A Level 5 leader does not throw her team under the bus when things go wrong. When a parent complains about a teacher, the principal supports the teacher publicly while addressing the issue privately. When the board pressures her to fire someone, she defends the person if the firing is unjust.
This is not the same as protecting bad performance. A Level 5 leader confronts bad performance directly. But she does it inside the team, with care. She does not damage the team’s trust to please outsiders.
5. Develop discipline
Develop discipline and understand that if you make a decision for the company, stick to it, no matter how difficult it may become.
A Level 5 leader holds to a decision once made. She does not flip when pressure rises. She does not abandon the plan when the going gets tough. The discipline to stick is part of what builds the flywheel.
This does not mean stubbornness. If a decision proves wrong, a Level 5 leader changes it openly. But “wrong” is not the same as “uncomfortable”. Many leaders abandon hard decisions because the discomfort is high, not because the decision was wrong.
6. Seek help
Level 5 leaders seek help when they need it. They are not afraid to ask questions.
This sounds simple. It is rare in practice. Many leaders, especially in their first senior role, will not admit they do not know something. They guess instead of asking. They make worse decisions as a result.
A Level 5 leader is comfortable asking. She admits when she does not understand. She seeks advice from her board, her staff, her peers, and her mentors. The asking is a sign of strength, not weakness.
What the journey looks like
For a school principal who decides to work towards Level 5, the journey is years long, not months. Some milestones along the way:
- Year one. Awareness. The principal recognises her own ego patterns and starts naming them.
- Years two to three. Habit changes. She stops taking credit, starts giving it, takes responsibility, asks for help.
- Years three to five. Team development. She has built a stronger team that owns more of the work.
- Years five to ten. Succession. She has developed potential successors who could run the school as well as she does.
- Year ten and beyond. Legacy. The school operates at high level, the next generation of leaders is in place, and her exit is a graceful handoff.
Not every principal will make this full journey. Most will not. The ones who do leave schools that are still great a decade after they have gone. That is the Level 5 outcome.

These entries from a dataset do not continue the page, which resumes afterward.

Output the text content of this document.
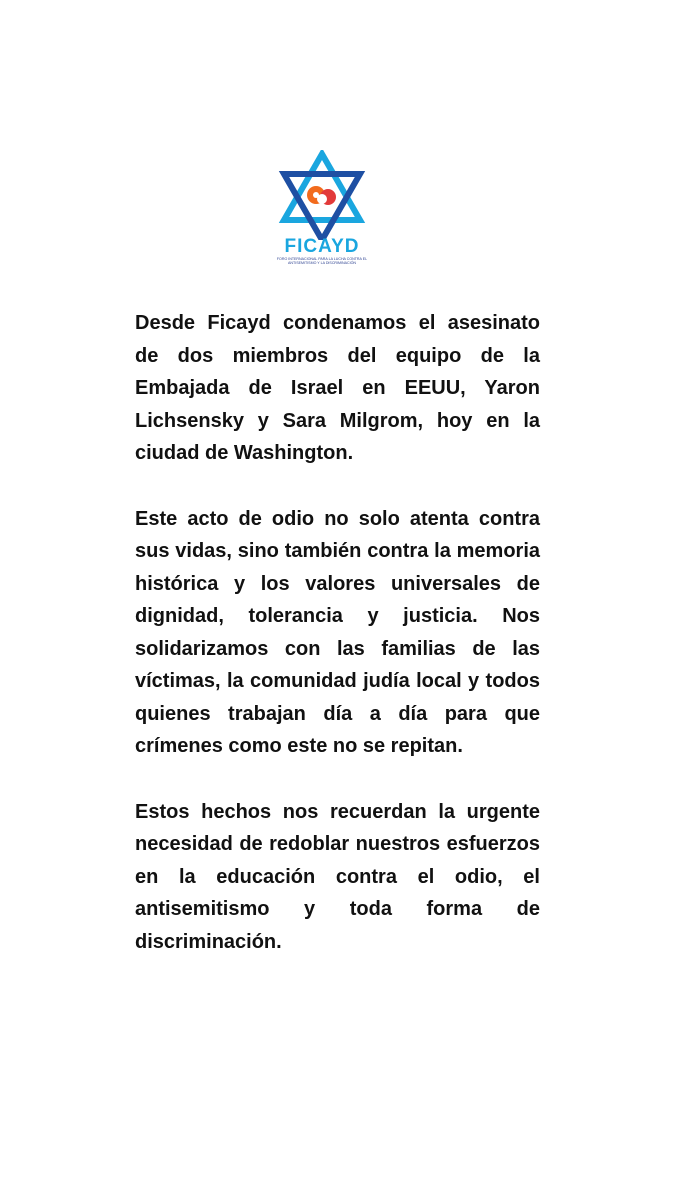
FICAYD
FORO INTERNACIONAL PARA LA LUCHA CONTRA EL ANTISEMITISMO Y LA DISCRIMINACIÓN

Desde Ficayd condenamos el asesinato de dos miembros del equipo de la Embajada de Israel en EEUU, Yaron Lichsensky y Sara Milgrom, hoy en la ciudad de Washington.

Este acto de odio no solo atenta contra sus vidas, sino también contra la memoria histórica y los valores universales de dignidad, tolerancia y justicia. Nos solidarizamos con las familias de las víctimas, la comunidad judía local y todos quienes trabajan día a día para que crímenes como este no se repitan.

Estos hechos nos recuerdan la urgente necesidad de redoblar nuestros esfuerzos en la educación contra el odio, el antisemitismo y toda forma de discriminación.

Humility, credit, responsibility, support, discipline, asking.
Work on your personal humility. Notice and cut self-promotion; name others’ contributions.
Give the team the credit. Public credit to staff builds loyalty and engagement.
Take responsibility. When things go wrong, look in the mirror, not out the window.
Stand by your team. Support staff publicly while addressing issues privately.
Develop discipline. Stick with decisions; do not flip under pressure.
Seek help. Ask when you do not know. Asking is strength, not weakness.
The journey is years long, not months. Most leaders do not make it. The ones who do leave schools that remain great a decade after their exit.